A common New Testament term for sickness is 'weakness' (asthenia)
(Luke 5.15; 13.11,12; John 5.5); it carries broad associations of powerlessness
and vulnerability, including human vulnerability in the face of the dominion
of sin and death (Romans 5.6; 8.3).
As Christians face weakness, they receive God's grace, expressed sometimes
in an experience of healing and sometimes through the strength that comes
in the bearing of weakness (2 Corinthians 12.9).
Furthermore, the New Testament also presents us with a picture of Christians
in a running battle with forces of evil that are external to us but bear
heavily upon our lives. Although the principalities and powers (Ephesians
6.12) are not always forces of evil, they can have an impact on the social
and political order; the evil one not only brings temptation but takes
people captive (Gospels, passim); the power of idols enslaves consciences
(1 Corinthians 8); and pagan sacrifices are offered to demons with whom
we must not be participants (1 Corinthians 10).
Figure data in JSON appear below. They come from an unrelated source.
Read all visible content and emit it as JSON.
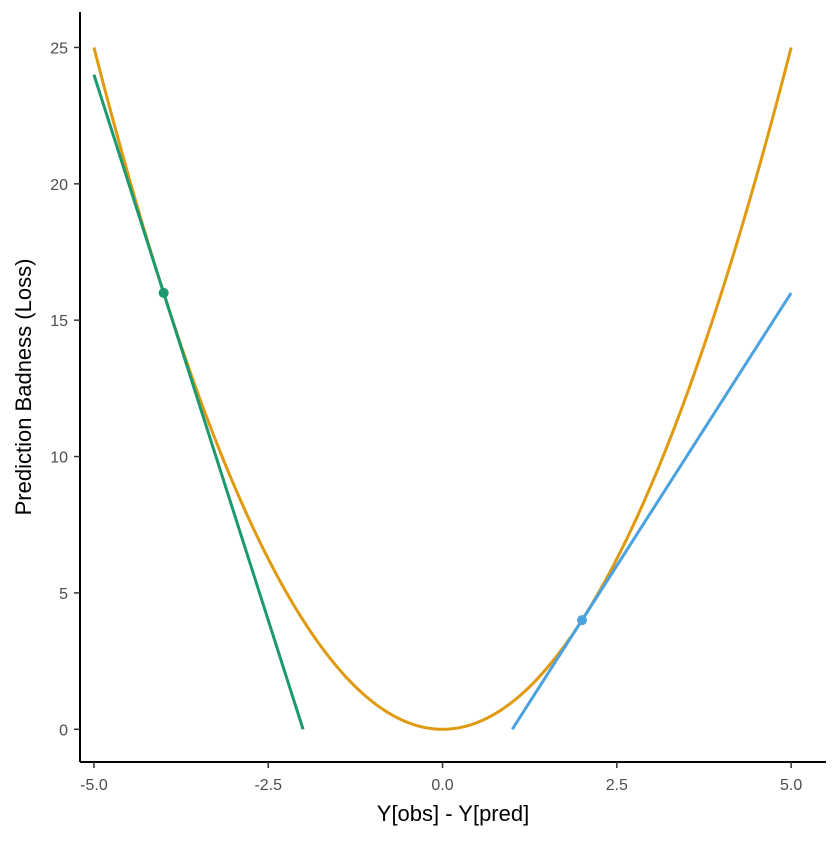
{
  "chart_data": {
    "type": "line",
    "title": "",
    "xlabel": "Y[obs] - Y[pred]",
    "ylabel": "Prediction Badness (Loss)",
    "xlim": [
      -5.2,
      5.5
    ],
    "ylim": [
      -1.2,
      26.3
    ],
    "x_ticks": [
      -5.0,
      -2.5,
      0.0,
      2.5,
      5.0
    ],
    "x_tick_labels": [
      "-5.0",
      "-2.5",
      "0.0",
      "2.5",
      "5.0"
    ],
    "y_ticks": [
      0,
      5,
      10,
      15,
      20,
      25
    ],
    "y_tick_labels": [
      "0",
      "5",
      "10",
      "15",
      "20",
      "25"
    ],
    "grid": false,
    "series": [
      {
        "kind": "curve",
        "formula": "y = x^2",
        "x_range": [
          -5,
          5
        ],
        "color": "#E09A0F"
      },
      {
        "kind": "tangent-line",
        "x": [
          -5,
          -2
        ],
        "y": [
          24,
          0
        ],
        "color": "#1A9A6E"
      },
      {
        "kind": "tangent-line",
        "x": [
          1,
          5
        ],
        "y": [
          0,
          16
        ],
        "color": "#4AA3DF"
      }
    ],
    "points": [
      {
        "x": -4,
        "y": 16,
        "color": "#1A9A6E"
      },
      {
        "x": 2,
        "y": 4,
        "color": "#4AA3DF"
      }
    ]
  }
}
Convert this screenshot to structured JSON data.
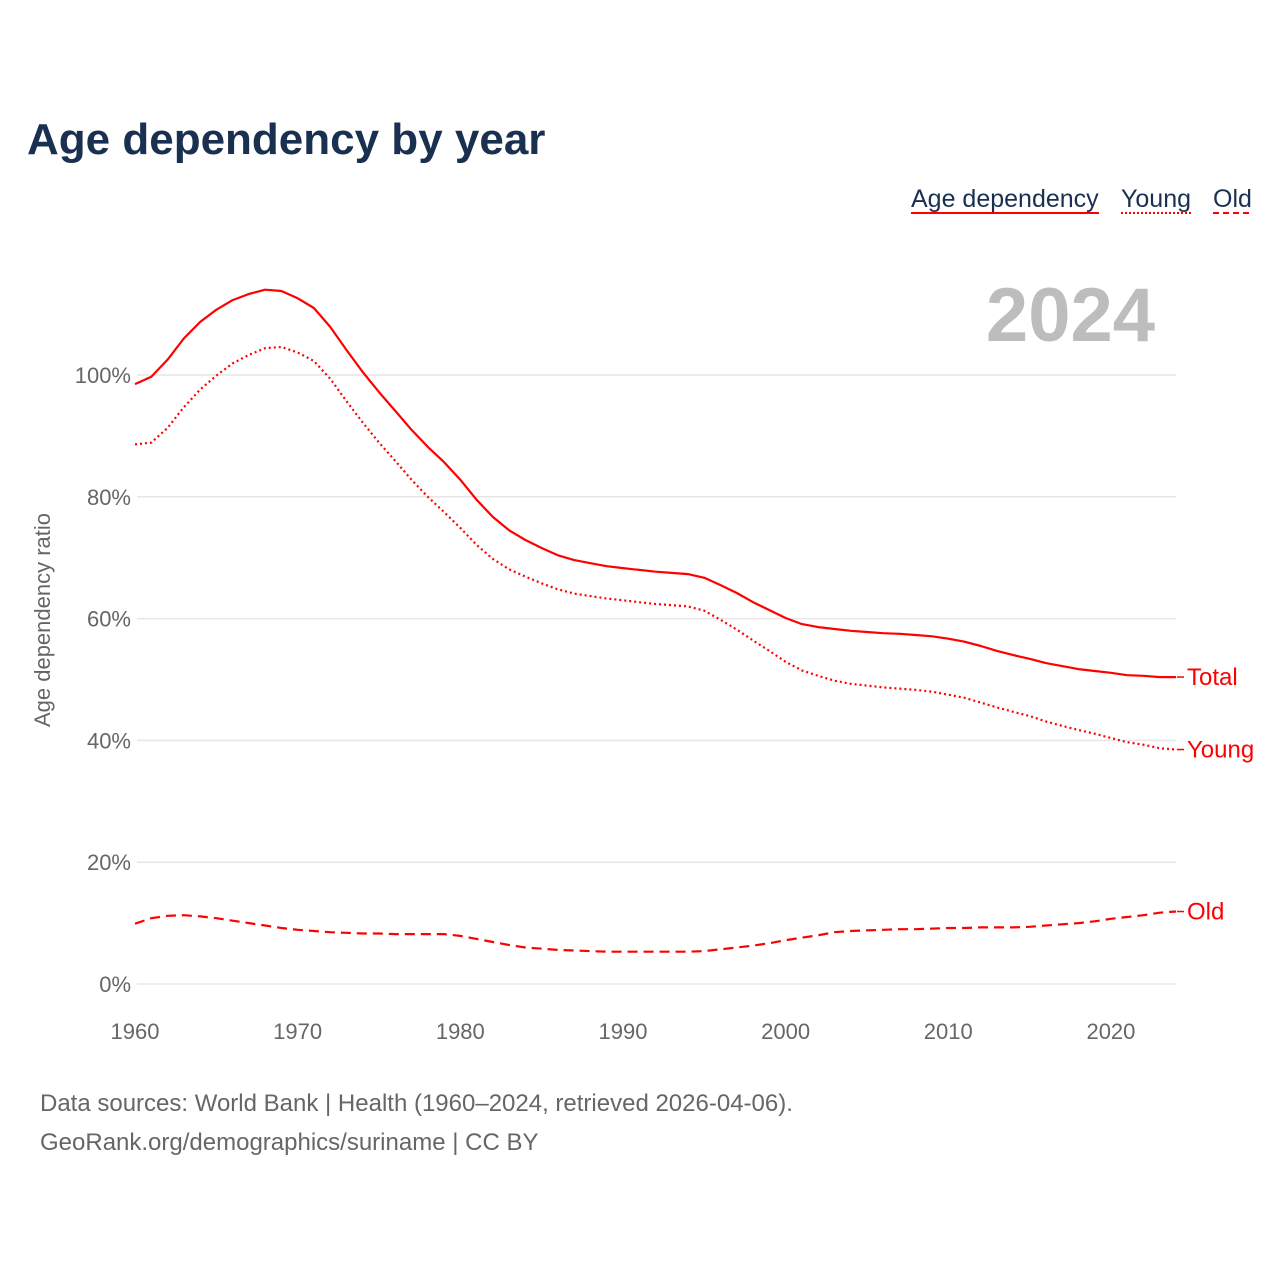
{
  "title": "Age dependency by year",
  "highlight_year": "2024",
  "legend": [
    "Age dependency",
    "Young",
    "Old"
  ],
  "footer": {
    "line1": "Data sources: World Bank | Health (1960–2024, retrieved 2026-04-06).",
    "line2": "GeoRank.org/demographics/suriname | CC BY"
  },
  "chart_data": {
    "type": "line",
    "title": "Age dependency by year",
    "xlabel": "",
    "ylabel": "Age dependency ratio",
    "xlim": [
      1960,
      2024
    ],
    "ylim": [
      0,
      120
    ],
    "x_ticks": [
      "1960",
      "1970",
      "1980",
      "1990",
      "2000",
      "2010",
      "2020"
    ],
    "y_ticks": [
      "0%",
      "20%",
      "40%",
      "60%",
      "80%",
      "100%"
    ],
    "grid": true,
    "legend_position": "top-right",
    "color": "#ff0000",
    "x_start": 1960,
    "series": [
      {
        "name": "Total",
        "legend": "Age dependency",
        "style": "solid",
        "values": [
          98.5,
          99.7,
          102.5,
          106,
          108.7,
          110.7,
          112.3,
          113.3,
          114,
          113.8,
          112.6,
          111,
          107.9,
          104.1,
          100.5,
          97.2,
          94.1,
          91,
          88.2,
          85.7,
          82.8,
          79.5,
          76.7,
          74.5,
          72.9,
          71.6,
          70.4,
          69.6,
          69.1,
          68.6,
          68.3,
          68,
          67.7,
          67.5,
          67.3,
          66.7,
          65.5,
          64.2,
          62.7,
          61.4,
          60.1,
          59.1,
          58.6,
          58.3,
          58,
          57.8,
          57.6,
          57.5,
          57.3,
          57.1,
          56.7,
          56.2,
          55.5,
          54.7,
          54,
          53.4,
          52.7,
          52.2,
          51.7,
          51.4,
          51.1,
          50.7,
          50.6,
          50.4,
          50.4
        ]
      },
      {
        "name": "Young",
        "legend": "Young",
        "style": "dotted",
        "values": [
          88.6,
          88.9,
          91.3,
          94.7,
          97.6,
          99.9,
          101.9,
          103.3,
          104.4,
          104.6,
          103.7,
          102.3,
          99.4,
          95.7,
          92.2,
          88.9,
          85.9,
          82.8,
          80.0,
          77.5,
          74.9,
          72.1,
          69.8,
          68.1,
          66.9,
          65.8,
          64.8,
          64.1,
          63.7,
          63.3,
          63.0,
          62.7,
          62.4,
          62.2,
          62.0,
          61.3,
          59.8,
          58.2,
          56.4,
          54.7,
          52.9,
          51.5,
          50.6,
          49.8,
          49.3,
          49.0,
          48.7,
          48.5,
          48.3,
          48.0,
          47.5,
          47.0,
          46.2,
          45.4,
          44.7,
          44.0,
          43.1,
          42.4,
          41.7,
          41.1,
          40.4,
          39.7,
          39.3,
          38.7,
          38.5
        ]
      },
      {
        "name": "Old",
        "legend": "Old",
        "style": "dashed",
        "values": [
          9.9,
          10.8,
          11.2,
          11.3,
          11.1,
          10.8,
          10.4,
          10.0,
          9.6,
          9.2,
          8.9,
          8.7,
          8.5,
          8.4,
          8.3,
          8.3,
          8.2,
          8.2,
          8.2,
          8.2,
          7.9,
          7.4,
          6.9,
          6.4,
          6.0,
          5.8,
          5.6,
          5.5,
          5.4,
          5.3,
          5.3,
          5.3,
          5.3,
          5.3,
          5.3,
          5.4,
          5.7,
          6.0,
          6.3,
          6.7,
          7.2,
          7.6,
          8.0,
          8.5,
          8.7,
          8.8,
          8.9,
          9.0,
          9.0,
          9.1,
          9.2,
          9.2,
          9.3,
          9.3,
          9.3,
          9.4,
          9.6,
          9.8,
          10.0,
          10.3,
          10.7,
          11.0,
          11.3,
          11.7,
          11.9
        ]
      }
    ]
  }
}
This series of pictures,
while not absolving us from personal responsibility for our actions, also
strongly implies that without the grace of God we are at risk of being
in the grip of an array of forces beyond our powers to resist or break.
Yet there is victory in Christ, and we also learn that, in the final analysis,
'an idol is nothing in the world and there is no God but one' (1 Corinthians
8.4); and that victorious discernment categorizes all forces of spiritual
evil as provisional and counterfeit. Their 'power' lies in their impact
on us, and their 'reality' therefore is shadowy and interim only. But
we nonetheless need deliverance from that power, and the language of healing
and wholeness is entirely appropriate to that process.
Acts of healing in the Gospels are intimately related to the restoring
of individuals to a place of worth within the social order (cf Mark 1.44;
5.15-20; 6.32-34; Luke 13.10-17). 'By his wounds you have been healed'
(1 Peter 2.24) makes powerful links between human pain and vulnerability
and the saving impact of Jesus' own suffering. The same interconnectedness
is present where Scripture speaks of God's image in us to point to the
way human life is marred and threatened by the impact of evil and is restored
by the new creation in Christ (Romans 3.23; 2 Corinthians 3.18; Ephesians
2.13-16).
Healing, reconciliation and restoration are integral to the good news
of Jesus Christ. For this reason prayer for individuals, focused through
laying on of hands or anointing with oil, has a proper place within the
public prayer of the Church. God's gracious activity of healing is to
be seen both as part of the proclaiming of the good news and as an outworking
of the presence of the Spirit in the life of the Church.
Such prayer needs to be sensitive to a number of simplifications or misunderstandings.
It should not imply a simple link between sickness and sin; Jesus himself
warned against the direct association of disability and sin (John 9.3).
The receiving of forgiveness and the act of forgiving others may open
the way to healing and wholeness. Prayer for healing and strengthening
should not involve the rejection of the skills and activity of medicine
which are also part of God's faithfulness to creation (cf Ecclesiasticus
38.9-12; Psalm 147.3). Prayer for healing needs to take seriously the
way in which individual sickness and vulnerability are often the result
of injustice and social oppression. Equally importantly such prayer should
not imply that the restoration of physical wholeness is the only way in
which Christ meets human need. Healing has always to be seen against the
background of the continuing anguish of an alienated world and the hidden
work of the Holy Spirit bringing God's new order to birth. It is a way
of partaking in God's new life that will not be complete until it includes
the whole creation and the destruction of death itself.